Starting the School Year - A teachers' perspective

Classroom Management, or "Things that Will Keep Mr. Hettinger Sane and in Control of his Class"

This is for ME, not the students

  1. My job is to Help these Kids Succeed, it is what I will come to Lennox everyday to do. So, believe that you can do it. Care about these students and expect the best from them, and them help them achieve something even better. Listen to the students to understand what is going on.
  2. Have a Sense of Humor. Don't take things in the classroom too seriously. Don't let the kids drag you down into arguments with them. Laugh at what's funny. Try to make the classroom fun and light, not tense.
  3. Be Clear about what you want from the kids, what you expect from them. For me to teach the rules well, I need to have total clarity on them myself. At any time of day, be able to clearly express what the kids should be doing or how they should be behaving.
  4. Follow Through. Give the consequences. No more Mr. Softie. Be firm, not harsh. Consequences always come, both good and bad.
  5. Be Preventative. Learn to find problems before they happen. Pay attention to how kids are doing, and what moods can create trouble. Get kids interested in what you want them to be doing in class.
  6. You will not always succeed. There are thousands of men and women, just as and more capable than you, who have walked this path before you. And they failed; they had bad days, bad relationships with students, and bad classes.
  7. Be the Comeback Kid. Tomorrow is a new day. It's O.K. to go 0 for 4, just come back the next day ready to play hard once again.
  8. Be Assertive.
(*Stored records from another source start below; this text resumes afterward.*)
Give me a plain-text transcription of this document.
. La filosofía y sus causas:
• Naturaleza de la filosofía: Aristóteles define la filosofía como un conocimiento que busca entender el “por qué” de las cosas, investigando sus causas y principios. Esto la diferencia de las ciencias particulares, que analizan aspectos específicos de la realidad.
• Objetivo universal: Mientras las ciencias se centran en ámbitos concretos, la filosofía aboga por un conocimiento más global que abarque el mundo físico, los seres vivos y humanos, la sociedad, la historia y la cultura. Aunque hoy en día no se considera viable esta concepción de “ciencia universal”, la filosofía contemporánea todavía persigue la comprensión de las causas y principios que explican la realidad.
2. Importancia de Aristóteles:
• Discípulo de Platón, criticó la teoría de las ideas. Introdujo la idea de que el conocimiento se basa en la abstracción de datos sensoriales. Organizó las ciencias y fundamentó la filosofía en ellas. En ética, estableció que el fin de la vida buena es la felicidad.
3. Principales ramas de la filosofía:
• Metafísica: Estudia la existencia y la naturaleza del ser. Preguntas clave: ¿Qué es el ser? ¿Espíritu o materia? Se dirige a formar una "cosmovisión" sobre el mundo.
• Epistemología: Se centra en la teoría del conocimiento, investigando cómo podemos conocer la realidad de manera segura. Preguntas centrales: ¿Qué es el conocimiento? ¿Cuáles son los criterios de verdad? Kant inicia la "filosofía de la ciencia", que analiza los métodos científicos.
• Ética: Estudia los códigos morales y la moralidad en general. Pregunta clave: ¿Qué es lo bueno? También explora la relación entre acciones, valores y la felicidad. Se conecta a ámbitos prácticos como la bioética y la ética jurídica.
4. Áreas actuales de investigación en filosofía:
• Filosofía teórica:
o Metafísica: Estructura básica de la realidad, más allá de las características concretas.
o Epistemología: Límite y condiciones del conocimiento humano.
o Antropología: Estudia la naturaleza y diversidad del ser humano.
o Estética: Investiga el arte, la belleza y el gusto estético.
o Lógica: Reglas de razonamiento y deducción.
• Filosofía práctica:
That's why they call it assertive discipline. You are in charge of the classroom, the kids will look to you for leadership. But you are interested in quality and improvement, not power.
  9. Help Students Make Good Choices. Good choices lead to good behavior. Students have control over their actions. This is opposite to manipulation.
  10. My Class should Meet Students' Needs. Think Maslow, think Glasser.

Other Important Characteristics:

  • Withitness (see Kounin's Model of Discipline)
  • Be Consistent
  • Give Students Ownership of their Learning Environment,they should be co-constructing it
  • Be sparse with punishment (keep it's edge)
  • Be committed to Quality Education

Mr. Hettinger's Expectations (or should I call them rules?)

(Keep these simple enough to post at the front of the room)

  1. Come to class everyday ready to participate and learn. (This covers attitude, materials)
  2. Help out and cooperate with your classmates. (Here I'm thinking of group work as well as telling someone to help another student with an activity, or to clean up the room.)
  3. Respect one another.
  4. Choose to behave appropriately.
  5. Expect consequences (whether good or bad) for everything. (Our actions and choices have effects, like the cause -> effect principle in social studies.)

Picky Little Rules
(this is just the beginning of a list that everyone needs to have a signed copy of so that they have officially been told what the law is)

  1. Stay in your seat unless I direct you otherwise. (use the mid-class break to get up and stretch)
  2. Homework is done at home. It's not cool to do last night's homework in today's class. Late work is not worth full credit. (Am I giving them an idea here?)
  3. Break a rule = 1 check = warning.... Figure out a check system.
  4. No put-downs, insults, profanity, name-calling.